Ich horchte stirnrunzelnd auf.
"Na jedenfalls wollte ich fragen, ob Sie beide nicht mitkommen möchten."
Andrea begann unkontrolliert neben mir zu kichern und sagte sofort zu, ich starrte hingegen etwas ratlos vor mich her.
"Also ..."
Bevor ich etwas sagen konnte, baute Silas sich protestierend vor mir auf, versperrte damit die Sicht auf Herrn Hagestolz. "Nein. Denk gar nicht daran!
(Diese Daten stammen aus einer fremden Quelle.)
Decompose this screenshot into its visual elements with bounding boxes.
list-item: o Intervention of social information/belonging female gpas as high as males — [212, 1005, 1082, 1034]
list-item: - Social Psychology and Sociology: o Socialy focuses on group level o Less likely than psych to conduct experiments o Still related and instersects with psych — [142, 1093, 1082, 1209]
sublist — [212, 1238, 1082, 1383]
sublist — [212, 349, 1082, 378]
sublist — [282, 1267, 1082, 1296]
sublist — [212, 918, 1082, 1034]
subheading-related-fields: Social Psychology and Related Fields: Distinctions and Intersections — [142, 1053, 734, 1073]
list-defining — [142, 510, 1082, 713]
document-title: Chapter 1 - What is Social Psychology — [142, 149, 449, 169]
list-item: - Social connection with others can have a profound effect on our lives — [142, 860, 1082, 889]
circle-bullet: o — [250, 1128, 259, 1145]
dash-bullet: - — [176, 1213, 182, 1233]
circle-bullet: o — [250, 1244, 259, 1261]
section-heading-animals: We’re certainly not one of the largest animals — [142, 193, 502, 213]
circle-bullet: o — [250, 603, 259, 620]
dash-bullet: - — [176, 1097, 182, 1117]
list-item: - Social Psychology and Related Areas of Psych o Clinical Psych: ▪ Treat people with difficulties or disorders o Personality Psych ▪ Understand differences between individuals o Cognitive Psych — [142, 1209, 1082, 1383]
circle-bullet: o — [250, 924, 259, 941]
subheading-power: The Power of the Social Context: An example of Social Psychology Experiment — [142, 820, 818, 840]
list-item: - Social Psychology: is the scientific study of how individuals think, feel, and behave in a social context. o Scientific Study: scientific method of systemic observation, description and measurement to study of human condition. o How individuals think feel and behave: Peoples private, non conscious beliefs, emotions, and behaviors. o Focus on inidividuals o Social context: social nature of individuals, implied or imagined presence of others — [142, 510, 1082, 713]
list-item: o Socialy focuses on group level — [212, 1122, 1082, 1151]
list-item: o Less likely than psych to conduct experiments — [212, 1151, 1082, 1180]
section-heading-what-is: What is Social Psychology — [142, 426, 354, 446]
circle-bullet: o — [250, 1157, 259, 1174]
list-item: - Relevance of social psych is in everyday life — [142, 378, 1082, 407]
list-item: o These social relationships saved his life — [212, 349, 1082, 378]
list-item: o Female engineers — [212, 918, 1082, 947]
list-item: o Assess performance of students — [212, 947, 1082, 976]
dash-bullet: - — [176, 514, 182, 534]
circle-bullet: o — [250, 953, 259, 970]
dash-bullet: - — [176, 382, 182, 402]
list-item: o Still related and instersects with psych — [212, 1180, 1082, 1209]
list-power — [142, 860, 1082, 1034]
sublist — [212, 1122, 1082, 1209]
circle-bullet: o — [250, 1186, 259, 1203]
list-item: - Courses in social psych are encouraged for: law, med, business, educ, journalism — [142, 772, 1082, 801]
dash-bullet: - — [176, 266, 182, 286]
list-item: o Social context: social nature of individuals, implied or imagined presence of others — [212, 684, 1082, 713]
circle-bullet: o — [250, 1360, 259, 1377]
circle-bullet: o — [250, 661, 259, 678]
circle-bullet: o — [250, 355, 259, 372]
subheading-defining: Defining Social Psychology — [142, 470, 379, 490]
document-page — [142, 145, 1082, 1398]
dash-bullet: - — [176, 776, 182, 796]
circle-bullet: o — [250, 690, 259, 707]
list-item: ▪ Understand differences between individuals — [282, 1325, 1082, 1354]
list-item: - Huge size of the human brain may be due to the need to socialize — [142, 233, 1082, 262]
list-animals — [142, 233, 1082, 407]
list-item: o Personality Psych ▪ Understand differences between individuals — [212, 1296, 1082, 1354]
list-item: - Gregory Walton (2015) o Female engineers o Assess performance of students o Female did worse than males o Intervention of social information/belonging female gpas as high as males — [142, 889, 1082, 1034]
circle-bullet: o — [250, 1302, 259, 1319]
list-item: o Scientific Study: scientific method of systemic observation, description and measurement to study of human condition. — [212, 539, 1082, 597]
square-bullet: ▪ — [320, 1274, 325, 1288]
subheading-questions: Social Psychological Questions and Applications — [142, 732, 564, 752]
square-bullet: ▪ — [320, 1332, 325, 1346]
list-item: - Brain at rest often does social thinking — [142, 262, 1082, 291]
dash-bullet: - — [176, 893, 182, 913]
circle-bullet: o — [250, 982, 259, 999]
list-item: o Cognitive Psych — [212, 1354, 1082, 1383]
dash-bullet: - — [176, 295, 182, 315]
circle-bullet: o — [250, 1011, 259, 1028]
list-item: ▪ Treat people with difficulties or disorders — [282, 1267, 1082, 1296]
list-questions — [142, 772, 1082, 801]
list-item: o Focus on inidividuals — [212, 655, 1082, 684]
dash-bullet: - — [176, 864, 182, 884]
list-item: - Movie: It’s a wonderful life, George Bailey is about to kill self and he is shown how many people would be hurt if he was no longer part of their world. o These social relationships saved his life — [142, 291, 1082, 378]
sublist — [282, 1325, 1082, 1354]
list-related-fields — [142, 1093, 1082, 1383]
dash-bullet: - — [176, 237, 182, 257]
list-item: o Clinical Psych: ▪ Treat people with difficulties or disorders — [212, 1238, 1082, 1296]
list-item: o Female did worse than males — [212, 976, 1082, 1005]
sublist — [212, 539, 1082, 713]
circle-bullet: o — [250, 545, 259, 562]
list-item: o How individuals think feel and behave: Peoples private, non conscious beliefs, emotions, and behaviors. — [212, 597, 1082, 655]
Du weißt, was wir heute vorhaben. Sag ihm, du hast keine Zeit!", verlangte er nachdrücklich.
"Also ich ... Ich weiß nicht ...", murmelte ich, Silas' Nasenflügel bebten und im nächsten Moment zersprang die Lampe an der Decke mit einem lauten Knall.
Quietschend machte Andrea einen Satz nach hinten, während ich entsetzt Silas' Namen schrie. Als mir das klar wurde, biss ich mir beschämt auf die Unterlippe.
Herr Hagestolz schien mich durch Andreas Gekreische zum Glück nicht verstanden zu haben. Er sah lediglich vollkommen überfordert an die Decke. "Aber wie? Das ... Das kann doch gar nicht sein. Es ist, als wäre diese Woche verflucht."
Empört stieß ich ein Schnauben aus und musterte wutentbrannt den Geist vor meiner Nase.
Etwas verloren stand Silas im Raum herum und schien selbst nicht ganz zu begriffen, was er gerade getan hatte.
"'Tschuldigung", brabbelte er und kratzte sich verlegen am Kopf. "Ich war vielleicht ein bisschen ... aufgebracht."
Ein bisschen? EIN BISSCHEN? In diesem Falle wollte ich ihn lieber nie stinksauer erleben.